Photograph — The Balance mb

African countries that plan to start taxing online services can take caution from Uganda, whose decision to introduce a tax on mobile online services is hurting its economy.

Internet costs in Uganda became prohibitively high after the government in July 2018 imposed taxes on over-the-top services (OTTs) – the use of networking sites and mobile phones for money transactions.

Under the Social Media Tax, a daily levy of Ush200 ($0.05) was placed on more than 60 online platforms including social media giants WhatsApp, Facebook and Twitter. This was supposed to tame “idle talk” online and raise revenue.

Part of the bill also saw a one percent tax imposed on the transaction value of payments, transfers, and withdrawals, leading to an increase in mobile money charges.

Over a year on since the implementation of the controversial bill, which sparked an outcry from government critics and rights groups, Uganda is counting the costs – a drop in internet usage, stalled economic growth, and loss in government revenue.

Reports indicate that the number of internet users in the eastern African nation dropped by some 30 percent between March and September 2018, largely due to the social media tax.

In the three months following the introduction of the levy, the number of internet subscriptions to such services fell by more than 2.5 million, according to the Uganda Communications Commission.

Taxes imposed without public consultation and impact assessment have increased barriers and pushed people offline, limiting access to information and services, a recent report by Mozilla and the African Union Commission (AUC) on the regulatory treatment of OTTs said.

“We’ve seen new taxes in the past two years leave millions of people struggling to deal with the costs of getting and staying online,” Policy Adviser for Mozilla in Africa, Alice Munyua, was quoted as saying by The EastAfrican.

According to the Mozilla-AUC report, the drop in users also had a broader economic impact on Uganda, with the country losing 2.8 percent in economic growth and Ush400 billion ($108 million) in taxes.

At the time the tax was imposed, the government said the legislation was meant to raise revenue for public services.
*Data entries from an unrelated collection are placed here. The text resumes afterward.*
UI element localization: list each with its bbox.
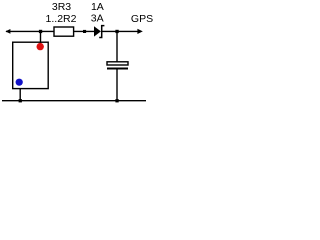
wire: resistor to diode: [74, 30, 95, 32]
terminal: blue dot (-): [16, 79, 23, 86]
diode D1 (zener) anode triangle: [94, 26, 101, 36]
wire: diode to output arrow: [102, 30, 139, 32]
wire: vertical to capacitor: [116, 31, 118, 62]
svg-text:3R3: 3R3: [52, 1, 71, 13]
svg-text:GPS: GPS: [131, 13, 153, 25]
capacitor C1 bottom plate (solid): [107, 68, 128, 70]
node C: junction dot bottom-right: [115, 99, 118, 102]
diode D1 cathode bar with zener hooks: [99, 26, 104, 38]
node E: junction dot on output wire: [115, 30, 118, 33]
wire: top rail left segment: [6, 30, 54, 32]
wire: from box bottom to ground rail: [19, 89, 21, 101]
wire: capacitor to ground rail: [116, 70, 118, 101]
svg-text:3A: 3A: [91, 13, 104, 25]
node D: junction dot between R and D: [83, 30, 86, 33]
box U1: battery/module outline: [13, 42, 49, 88]
terminal: red dot (+): [37, 43, 44, 50]
arrow: left-pointing input arrow: [5, 29, 10, 34]
node B: junction dot bottom-left: [19, 99, 22, 102]
node A: junction dot top-left: [39, 30, 42, 33]
svg-text:1..2R2: 1..2R2: [46, 13, 77, 25]
svg-text:1A: 1A: [91, 1, 104, 13]
resistor R1 body: [54, 27, 74, 36]
wire: vertical from junction into box: [40, 31, 42, 43]
wire: bottom ground rail: [2, 100, 146, 102]
capacitor C1 top plate (hollow): [107, 62, 128, 65]
arrow: right-pointing GPS output arrow: [137, 29, 142, 34]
However, the tax has not generated the anticipated revenue, bringing in just 17 percent of the targeted revenue a year after its introduction.

More so, the technology and financial sectors have been hit. As of February this year, the number of people paying the tax for sites listed as OTT had fallen by 1.2 million. While the value of mobile money transactions also fell by almost a quarter, to 14.8 trillion Ugandan shillings between June and September 2018.

Munyua added that the regressive regulatory measures are taking place as governments rush to introduce digital transformation initiatives. “And instead of focusing on how to connect more people to the internet, the region is building barriers that keep them off it,” she said.

With the limited reach of formal banking services in African countries, many people rely on mobile phone companies to carry out financial transactions. Also, a huge number of small businesses leverage social media platforms to market and sell their wares.

Considering the regressive effect and damaging impact of a social media tax on the Ugandan economy, experts have urged African governments to utilize the ICT sector for economic growth and social inclusion, and not as a cash cow.